Dominées par le fracas synthétique du tempo séquence – s’abattant tyranniquement comme un monstrueux métronome industriel –, toutes les chansons modernes sont régularisées et normalisées, leurs mouvements harmoniques sont restreints et prévisibles, leurs lignes vocales, dépourvues de mélodie indépendante, sont construites sur des clichés mélodiques et textuels verrouillés ensemble comme par des mécaniciens sur une chaîne de montage. Il n’est peut-être pas très correct de comparer la succession rapide des changements harmoniques dans une chanson telle que Yesterday aux disques de dance music contemporains qui tiennent un seul accord pendant cinq minutes, mais le contraste est significatif. La musique des années soixante est généralement deux à trois fois plus mobile, sur le plan harmonique, que celle des années quatre-vingt et quatre-vingt-dix, et incomparablement plus libre et dynamique dans la relation entre les mélodies et les accords qui les accompagnent. Il va sans dire qu’en termes de variété rythmique, la musique pop des années soixante couvre de honte une grande partie de la musique des décennies suivantes, les Beatles étant un cas d’école sous cet aspect. Ce qui est moins apparent est que l’absence de mécanisation rythmique dans les années soixante permettait de transmettre l’effervescence naturelle de l’exécution collective en studio, comme le démontre la subtile accélération du tempo dans des enregistrements [des Beatles] tels que I want to tell you ou Fixing a hole.
La différence principale entre la musique pop des années soixante et ce qui lui a succédé tient à la perte d’un élément vital : l’inattendu. Du groove fonctionnel de la drum’n’bass aux ballades histrioniques du heavy metal, le manque de surprise mélodique et harmonique dans la musique des années quatre-vingt-dix est effarant. Sur le plan de la forme, la musique pop s’est presque figée, n’ayant guère montré d’originalité structurelle, métrique ou mélodique au cours des dix dernières années. Lorsque les auditeurs des années soixante entendaient une nouvelle chanson des Beatles – ou une bonne chanson de Holland-Dozier-Holland, Jagger-Richards, Brian Wilson, Ray Davies, Bacharach-David, Syd Barrett, Smokey Robinson, Pete Townshend, etc. –, ils ne savaient jamais ce que la prochaine mesure allait leur réserver. Cela était parfois dû au fait que ces compositeurs avaient assez de maîtrise musicale pour effectuer intentionnellement des mouvements inhabituels, mais dans la plupart des cas c’était le reflet de la qualité quintessentielle des années soixante : l’ouverture et le mépris des conventions. De même que les contraintes sociales et sexuelles tombaient alors en désuétude, l’idée qu’il existait des règles de composition orthodoxes qu’il fallait respecter fut rapidement jetée aux orties.
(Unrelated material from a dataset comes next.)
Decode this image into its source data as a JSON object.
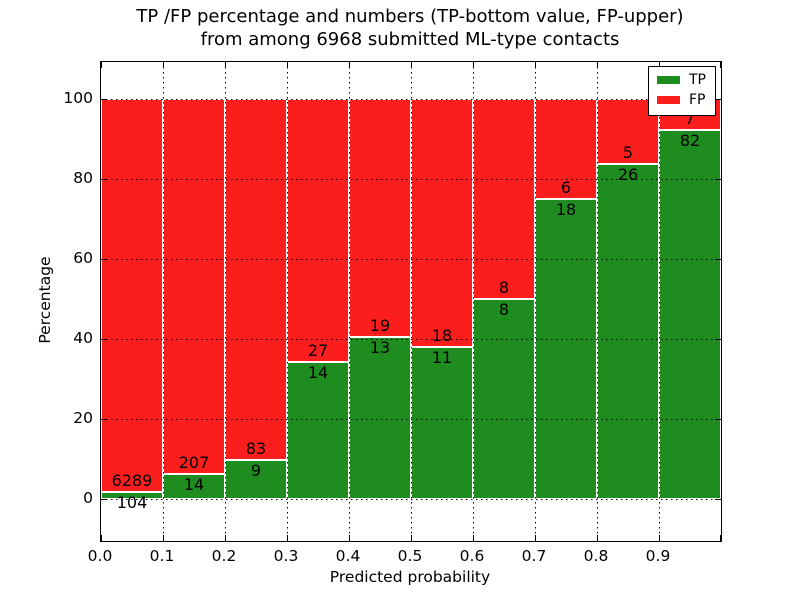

L’originalité devint – pour un temps – la chose la plus prisée dans la culture populaire, l’imprévisibilité en matière de création découlant presque autant de l’attitude que du talent (même s’il serait un peu trop sixties de proclamer que n’importe qui pouvait y parvenir à l’époque, pour ne rien dire d’aujourd’hui).
Lennon et McCartney trouvèrent un bon nombre de leurs surprises mélodiques et harmoniques en laissant leurs doigts errer spéculativement tandis qu’ils chantaient. Un exemple très simple est fourni par le « pont » de la chanson I’ll get you, où ils passent de façon inattendue à la mineure dominante (ré majeur – la mineur). Un musicologue pourrait élaborer une théorie sophistiquée pour rendre compte de ce passage non orthodoxe, mais la vérité est beaucoup plus simple – et, pour ceux qui aspirent à écrire des chansons pop, plus intéressante. Lennon et McCartney choisirent cet accord, non pour piquer au vif les oreilles classiques en créant une instabilité modale dans la ligne mélodique, mais parce que le passage au la majeur était trop évident, et aussi parce que l’accord de la mineur, très apprécié des guitaristes, apportait un aplanissement expressif de la mélodie en cet endroit précis. Presque tout ce qu’ils faisaient en tant que compositeurs, ils le faisaient d’instinct, en contrôlant ce dernier par un sens de la ligne très marqué et une oreille très fidèle. Auto-éduqué par l’écoute et la méthode des essais et erreurs, et non par le déchiffrage et l’apprentissage par cœur, leur esprit musical était neuf et ouvert, et leur mémoire suffisamment alerte pour gérer des changements à vue dans les harmonies vocales, entre deux prises, sous la pression d’un emploi du temps écrasant et sans le secours de l’aide-mémoire qu’est une partition. Les quelques petites erreurs d’harmonie qui apparaissent dans leurs premiers enregistrements montrent seulement qu’ils étaient humains ; ce qui est surprenant, compte tenu de leur rythme de travail, est qu’elles ne soient pas beaucoup plus nombreuses. (Les premiers enregistrements des Beatles comportent plus de maladresses dans les textes que dans les harmonies, et nous devons nous rappeler qu’ils jouaient de leurs instruments pendant qu’ils chantaient – McCartney chantait parfois tout en exécutant une ligne de basse en croches, et en faisant de l’œil aux filles du premier rang.)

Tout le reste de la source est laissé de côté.